Our legal system is still mired in a sea of outdated, colonial-era trappings
Bangladesh bears the legacy of a system of administration of justice from the British colonial rulers who gradually replaced the Mughal system of administration of justice which was mostly based on Islamic principles.
Colonial legacies including Penal Code 1860, Police Act 1861, Evidence Act 1872, and Code of Criminal Procedure 1898, Jail Code are still in force in Bangladesh with only peripheral amendments. The ethos of constitutional law, the precedents of the Supreme Court, international treaty obligation, and enactment of special laws also bear an impact on the administration of criminal justice in Bangladesh.
Although the enactment of colonial legislation has been considered a major achievement in terms of aligning the then prevalent criminal legislation with common law principles, it has now become necessary to make major changes and additions in the criminal justice system.
It is often said that the contemporary law of Bangladesh is still largely colonial in nature and in spirit. According to Akbar Ali Khan, owing to the introduction of the lawyer-centric adversarial system, legal reforms introduced by the British in this area turned out to be “isomorphic mimicry” which apparently looked liked western counterpart, but in reality was a system of exploitation for the poor, marginal, dissidents, and disadvantaged groups.
The acutely adversarial procedure, with the passive role of judges, advocacy of lawyers, authoritarian mode of law enforcement agencies, and the imposition of excessive imprisonment was introduced by the British rulers. Shahdeen Malik rightly observed that the rationale for punishment was clearly recognized to be deterrence and a new law-making process of the British colonial rulers was mostly irrational, random, and erratic.
Though, in the course of its journey, Bangladesh is heading towards some economic acceleration, it has still become hostage to many governance issues relating to yawning economic disparity and effectiveness of state institutions.
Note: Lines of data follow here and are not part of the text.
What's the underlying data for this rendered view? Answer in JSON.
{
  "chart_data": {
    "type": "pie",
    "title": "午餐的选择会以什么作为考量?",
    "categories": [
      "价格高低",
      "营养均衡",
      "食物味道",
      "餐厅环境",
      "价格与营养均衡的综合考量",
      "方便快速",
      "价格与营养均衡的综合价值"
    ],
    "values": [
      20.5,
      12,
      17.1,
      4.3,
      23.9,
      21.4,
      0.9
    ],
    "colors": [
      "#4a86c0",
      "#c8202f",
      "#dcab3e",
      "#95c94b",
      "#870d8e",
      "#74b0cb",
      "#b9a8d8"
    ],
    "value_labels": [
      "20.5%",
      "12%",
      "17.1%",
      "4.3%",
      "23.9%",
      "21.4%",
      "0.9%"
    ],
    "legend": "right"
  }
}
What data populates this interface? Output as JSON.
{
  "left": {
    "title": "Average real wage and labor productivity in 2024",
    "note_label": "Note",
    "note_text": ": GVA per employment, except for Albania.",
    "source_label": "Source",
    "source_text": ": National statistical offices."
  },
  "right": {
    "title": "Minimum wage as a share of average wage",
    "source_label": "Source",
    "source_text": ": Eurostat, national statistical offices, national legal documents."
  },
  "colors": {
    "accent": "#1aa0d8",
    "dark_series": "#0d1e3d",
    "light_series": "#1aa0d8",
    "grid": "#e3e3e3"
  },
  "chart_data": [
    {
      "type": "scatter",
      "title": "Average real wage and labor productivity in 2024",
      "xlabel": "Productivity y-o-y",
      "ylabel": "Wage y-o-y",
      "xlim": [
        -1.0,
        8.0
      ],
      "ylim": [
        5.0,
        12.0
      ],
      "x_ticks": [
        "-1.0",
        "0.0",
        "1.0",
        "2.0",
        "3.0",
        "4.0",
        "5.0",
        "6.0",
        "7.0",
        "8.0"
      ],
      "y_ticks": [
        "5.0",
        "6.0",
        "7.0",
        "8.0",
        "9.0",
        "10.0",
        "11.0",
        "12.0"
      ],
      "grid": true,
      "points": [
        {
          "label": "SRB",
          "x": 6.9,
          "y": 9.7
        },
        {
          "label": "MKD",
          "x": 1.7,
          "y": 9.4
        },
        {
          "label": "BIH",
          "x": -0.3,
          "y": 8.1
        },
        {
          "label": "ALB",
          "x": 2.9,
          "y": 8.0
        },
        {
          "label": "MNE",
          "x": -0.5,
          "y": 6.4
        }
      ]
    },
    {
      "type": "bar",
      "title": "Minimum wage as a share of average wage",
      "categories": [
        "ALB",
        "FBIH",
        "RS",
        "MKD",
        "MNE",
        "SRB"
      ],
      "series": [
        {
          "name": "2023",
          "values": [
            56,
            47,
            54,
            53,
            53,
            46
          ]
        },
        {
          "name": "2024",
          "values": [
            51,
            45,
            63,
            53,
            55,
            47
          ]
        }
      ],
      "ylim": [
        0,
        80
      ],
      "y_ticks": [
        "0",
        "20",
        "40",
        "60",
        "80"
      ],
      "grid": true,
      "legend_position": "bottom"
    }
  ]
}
All these issues have been allegedly accentuated by the mode and approach of the justice sector officials. In fact, the overall scenario of administration of criminal justice may mostly be depicted as coercive, dilatory, time-consuming, and adversarial, with acute arrear of cases at different tiers of courts.
However, the deterioration in terms of quality of justice is arguably much starker than the mounting backlog of cases. Though, over the years, some indifferent and half-hearted endeavours have been made to remove the procedural trappings and ensure effective justice, the crisis in the system of justice is infinitely complicated.
It is often alleged that lawlessness in the forms of impunity and abuses of the coercive authority of the state has not only been widespread but also systematic within state-centric formal justice arrangements. More so, many crimes also remain unreported to the machinery of law.
Most of the criminal law, procedure, institutions, and principles that evolved during the British period (1757-1947) still govern the functioning of the criminal justice system. Alongside the steady growth of a series of special laws in the 1970s and afterwards, some palliative reforms have also been initiated with a view to easing the strain in criminal procedure.
However, the proper application of criminal law may be questioned in terms of welfare and effectiveness. Perhaps disenfranchised sections, including women and the poor, bear the burn of abuse of the legal process.
At times the pro-active role of the judiciary and private legal aid organizations in protecting the rights of the women and poor victims is commendable.
Though scholars including Romila Thapar, Shashi Tharoor, Shahdeen Malik are highly critical of the whimsical imposition of colonial law over the natives, I would add that the British colonial rulers can be fairly credited for developing a systematic and standard criminal justice system in this region.
In essence, the modern court system, the penal code, the respect for jurisprudence, and the value system of justice -- even if not applied fairly to natives during colonial era -- are all worthy legacies. However, in the process, our colonial rulers had controlled us with an acutely adversarial legal system that is still encumbered with never-ending procedural formalities.
For instance, the draconian concept of sedition was enacted as an offence in 1870 to suppress any criticism of British policies. In fact, the “race-conscious justice system” was installed by a foreign race and imposed upon a conquered people who had never been consulted in its creation. Though colonial authority exercised their power that criminalized some malpractices including sati, infanticide, child marriage, etc, skin-sensitive justice and governance generated landlessness, pauperism, prostitution, and decline in moral values in otherwise peaceful rural life.
Today, there is no denying that the imperial raison d’etre and modus operandi of colonial law can in no way be squarely applicable for an independent and democratic state that follows a catalogue of fundamental human rights.
The concern for the victims of crimes, reforms in the investigations, cyber-crimes, and fair sentencing policy also dominate the dialogue on reforms within the criminal justice system.
Urgency for exploration of modern technology in the administration of justice, such as the e-judiciary, has also come to the fore. Most importantly, apart from drastic legal reforms, we need to devise some pragmatic tools and tech-savvy mechanisms to contain “litigation explosion,” and increase the quality of justice.
Hussain MF Bari is a Judicial Member, 2nd Court of Settlement.